At its basic level, vision insurance helps cover some of the cost of routine eye exams and eyewear. A few vision plans also pay for corrective procedures such as laser eye surgery. Additionally, plans may cover costs of one pair of glasses or contacts annually. Many Medicare Advantage plans offer two pathways to your vision coverage.
A little more information
Depending on the reason for an eyecare visit – a routine exam or a condition such as cataracts – it’s not always apparent which provider to use, and how their claim will be processed and paid. Medicare typically doesn't cover routine care, only comprehensive care; and only offers simple glasses post cataract surgery.
Routine vision exams whether given by optometrists or ophthalmologists may produce final diagnoses such as nearsightedness, farsightedness or astigmatism. During this exam, the optometrist or ophthalmologist might detect a problem related to diabetes or some other disease. The eye exam may produce a medical diagnosis such as conjunctivitis (pink eye), a common occurrence among children. Most insurance companies focus on the reason (diagnostic coding) for your visit, so health insurance probably would not cover a routine eye exam but, a follow up visit to your doctor because of a problem detected during a routine eye exam might very well be covered. Most health insurance covers a visit for an eye disease or eye injury.
It's no surprise that vision coverage is misunderstood by many people.
What in general, Does Vision Care Insurance Cover?
Vision care insurance usually covers a percentage of the following basic services:
Your specific vision care plan may have a limits, such as co-pays, deductibles, co-insurances, or how often it will pay for eyewear. This is the typical coverage we all enjoyed on our employer based health plans vision or other group coverage.
What about Medicare or Medicare Advantage plans?
Original Medicare only covers disease or degrading conditions to your eyes.
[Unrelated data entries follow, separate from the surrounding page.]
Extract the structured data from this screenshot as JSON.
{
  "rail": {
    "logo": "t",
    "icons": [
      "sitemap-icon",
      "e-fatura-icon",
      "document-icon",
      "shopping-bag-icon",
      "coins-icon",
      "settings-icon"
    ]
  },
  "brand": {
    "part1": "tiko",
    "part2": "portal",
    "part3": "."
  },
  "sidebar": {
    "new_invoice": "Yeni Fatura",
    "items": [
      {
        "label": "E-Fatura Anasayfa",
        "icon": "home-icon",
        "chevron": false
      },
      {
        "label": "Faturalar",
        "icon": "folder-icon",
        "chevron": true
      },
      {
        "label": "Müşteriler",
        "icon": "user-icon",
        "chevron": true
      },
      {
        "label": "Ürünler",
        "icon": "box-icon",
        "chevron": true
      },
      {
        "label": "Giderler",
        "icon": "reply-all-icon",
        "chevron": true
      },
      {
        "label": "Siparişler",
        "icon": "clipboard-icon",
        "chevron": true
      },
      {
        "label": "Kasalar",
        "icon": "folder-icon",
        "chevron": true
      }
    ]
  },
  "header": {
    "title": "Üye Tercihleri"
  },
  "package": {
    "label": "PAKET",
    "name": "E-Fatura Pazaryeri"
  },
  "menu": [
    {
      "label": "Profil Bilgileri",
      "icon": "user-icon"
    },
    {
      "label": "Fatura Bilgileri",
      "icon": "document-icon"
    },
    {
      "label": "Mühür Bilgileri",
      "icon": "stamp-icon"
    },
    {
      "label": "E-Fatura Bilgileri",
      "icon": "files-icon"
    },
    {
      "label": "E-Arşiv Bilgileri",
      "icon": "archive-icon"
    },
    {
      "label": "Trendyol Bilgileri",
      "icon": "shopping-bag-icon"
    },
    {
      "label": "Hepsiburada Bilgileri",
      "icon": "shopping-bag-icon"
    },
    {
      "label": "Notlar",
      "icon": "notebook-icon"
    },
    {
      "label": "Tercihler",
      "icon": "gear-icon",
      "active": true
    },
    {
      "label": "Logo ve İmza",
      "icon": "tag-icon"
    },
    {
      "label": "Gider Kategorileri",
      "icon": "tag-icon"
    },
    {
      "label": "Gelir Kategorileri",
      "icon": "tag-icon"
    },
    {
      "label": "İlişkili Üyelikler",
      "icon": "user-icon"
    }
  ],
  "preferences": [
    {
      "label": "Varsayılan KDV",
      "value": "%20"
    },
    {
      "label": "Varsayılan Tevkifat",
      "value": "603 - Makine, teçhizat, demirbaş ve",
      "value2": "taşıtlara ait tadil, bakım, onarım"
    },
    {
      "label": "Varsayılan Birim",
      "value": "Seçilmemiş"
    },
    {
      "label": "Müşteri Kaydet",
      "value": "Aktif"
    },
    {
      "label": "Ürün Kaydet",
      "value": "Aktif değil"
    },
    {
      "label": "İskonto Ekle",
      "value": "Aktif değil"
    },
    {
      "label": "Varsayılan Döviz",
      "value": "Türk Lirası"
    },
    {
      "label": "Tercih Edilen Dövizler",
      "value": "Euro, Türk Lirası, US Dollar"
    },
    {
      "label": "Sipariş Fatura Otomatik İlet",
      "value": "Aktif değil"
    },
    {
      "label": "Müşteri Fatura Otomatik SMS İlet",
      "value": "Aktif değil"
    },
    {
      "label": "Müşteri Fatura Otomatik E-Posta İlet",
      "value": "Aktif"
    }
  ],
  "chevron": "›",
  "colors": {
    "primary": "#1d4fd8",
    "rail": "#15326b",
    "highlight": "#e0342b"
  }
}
If your not going blind from something other than old age, they're not covering it.
In some plans, there in no coverage; others you'll need use a certain eye care provider and receive a discount on the services where your eye care is managed by a contracted network of eye care providers. Still other plans, use an indemnity benefit format, simply reimbursing you a capped amount for allowed services.
Frequently, Medicare Advantage plans include limited vision benefits - as stated above, via distinct two pathways. Under your Part B benefits - disease or degrading conditions to the eye are covered, including injuries. These may have a co-pays or co-insurances depending on the condition and treatment. Separately, under the ancillary benefits of the plan, exams and eyewear may have limited or indemnity coverage reimbursing you for expenses up to a set dollar amount.
Typically, network eye care offices include optometrists and ophthalmologists. Some networks also may include ophthalmologists who perform refractive surgery, and provide LASIK or other vision correction procedures.
Do I Need EXTRA Vision Care Insurance?
Most clients find their vision benefits acceptable for periodic eye exams, and new eyewear every few years. Cataracts and Glacoma are affordably treated under most Medicare Advantage plans. As one customer stated, "they dont pay for everything, but I can afford the difference."